You've worked with some developing artists such as Elephant Ride:
They were nice guys; I think they are disbanded now. Somebody re-mixed that album. And I told them that the voice is very delicate. If you lose the voice it will sound like some thin noise. I thought the singer had an interesting voice; please try to keep it clear. The label spent the whole of the budget on this remix. I thought, "Why am I doing this?" I thought we made a great record. I've remained friends with Paul Leary ever since. I put a lot of work into my productions. I beat them (the band) through pre-production. I told them "You're paying for this, not your record company, you're going to work? It was a sheer waste of time.
Budget nowadays goes to high profile artists.
Labels also decided the Buttlhole Surfers are strictly 250,000 unit act, that the band can sell up until that amount. Paul went out and bought their own promotion then they sold another 500,000. The company wasn't that interested. They would rather be working something, which make them multi-platinum. I'm happy not to be part of it. I know producers who are happy to just sit by the phone. I'm pleased with that, I'm notorious picky - you wouldn't believe who I've turned down.

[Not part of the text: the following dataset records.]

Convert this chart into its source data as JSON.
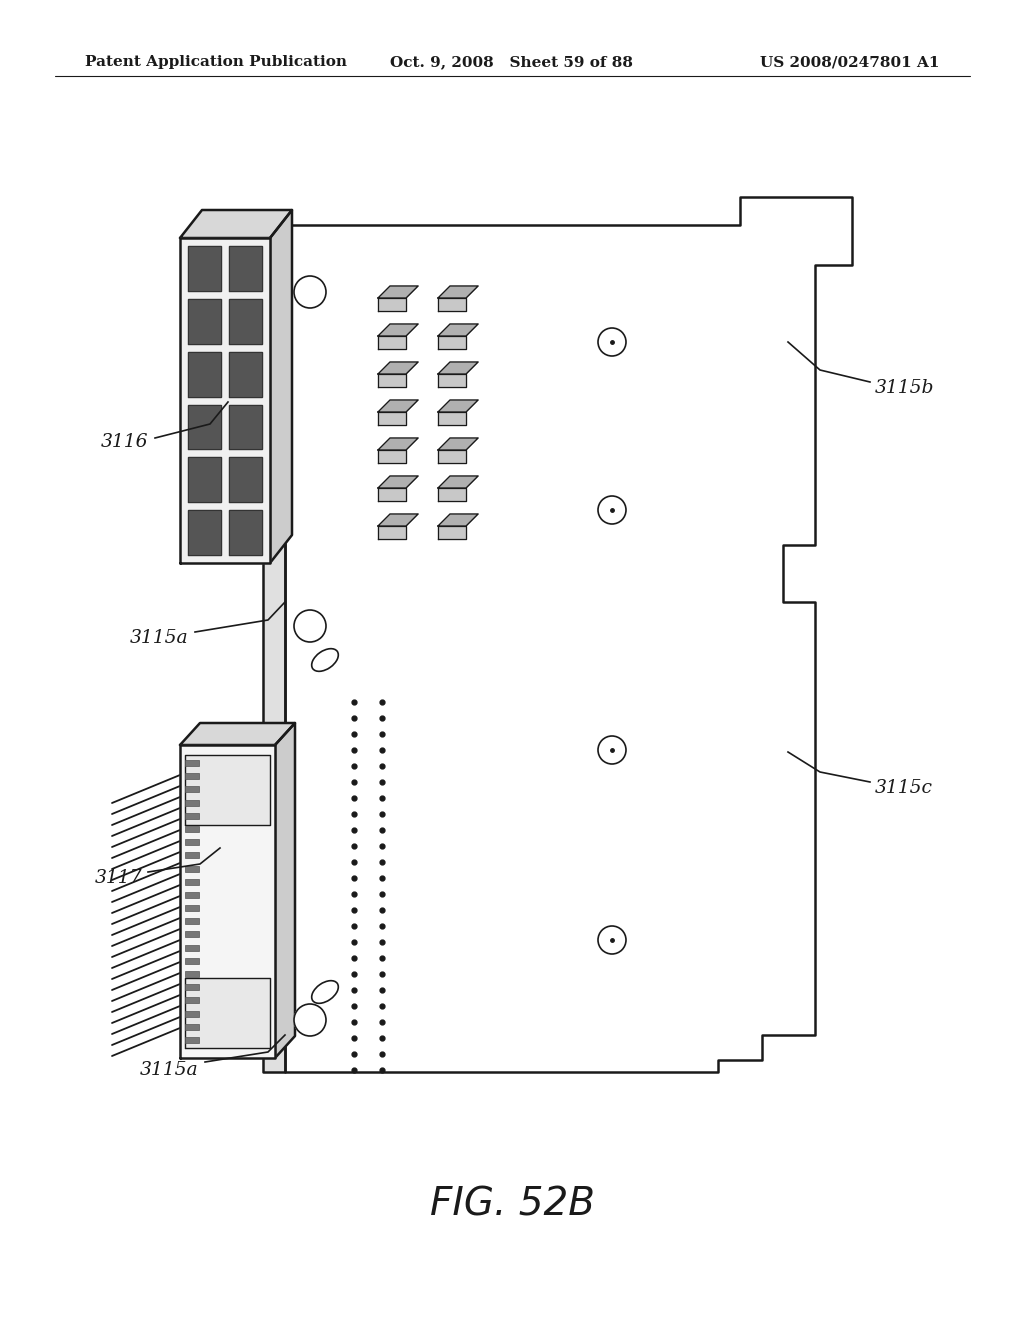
{
  "bg_color": "#ffffff",
  "line_color": "#1a1a1a",
  "header_left": "Patent Application Publication",
  "header_center": "Oct. 9, 2008   Sheet 59 of 88",
  "header_right": "US 2008/0247801 A1",
  "figure_label": "FIG. 52B"
}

Your work ethic is still intact from the early session days: When you were trying to get started, how did you decide you were going to be a session player?
I was in a major band when I was 17. In those days it was Duane Eddy, and surf bands. I got booked by a couple of people. I was a Motown cover artist. I was employed to make the artists sound American. Then I started to do arrangements and I connected with the Rolling Stones management. My father told me: never turn down work. That's how I got into it.
About how many sessions were you doing?
Two to three a day, six to seven days a week. All sorts of styles, country in the evening, swing from eight to nine; from nine to ten we'd do two commercials. Page got out earlier and joined the Yardbirds. I thought he was completely crazy. I couldn't spend all the money.
How did you switch over from sessions to Zeppelin?
My wife actually - she read that Page was forming a band. He said he was going up to Birmingham to try out a singer, considering, we had talked to Terry Reid first. Robert Plant was earning 40 pounds a week. We put him on wages for a while to start. I booked him on a PJ Proby session to get him some money. I booked Robert on Tambourine to get him on the session.
There is such legend about the Zeppelin chemistry during the early recording phase - you knew you hit on something so quickly.
It was a matter of timing as well. Cream just ended. We knew it was a good band. Page and I knew how to put together a good band. Plus it was the time of FM radio. You could actually hear bands such as the Buffalo Springfield on the radio. Radio played us to death. Live we started out opening for Fillmore East and West. Also at the Boston Tea Party: Arthur Lee and Janis Joplin. They couldn't believe us because we were pretty intense.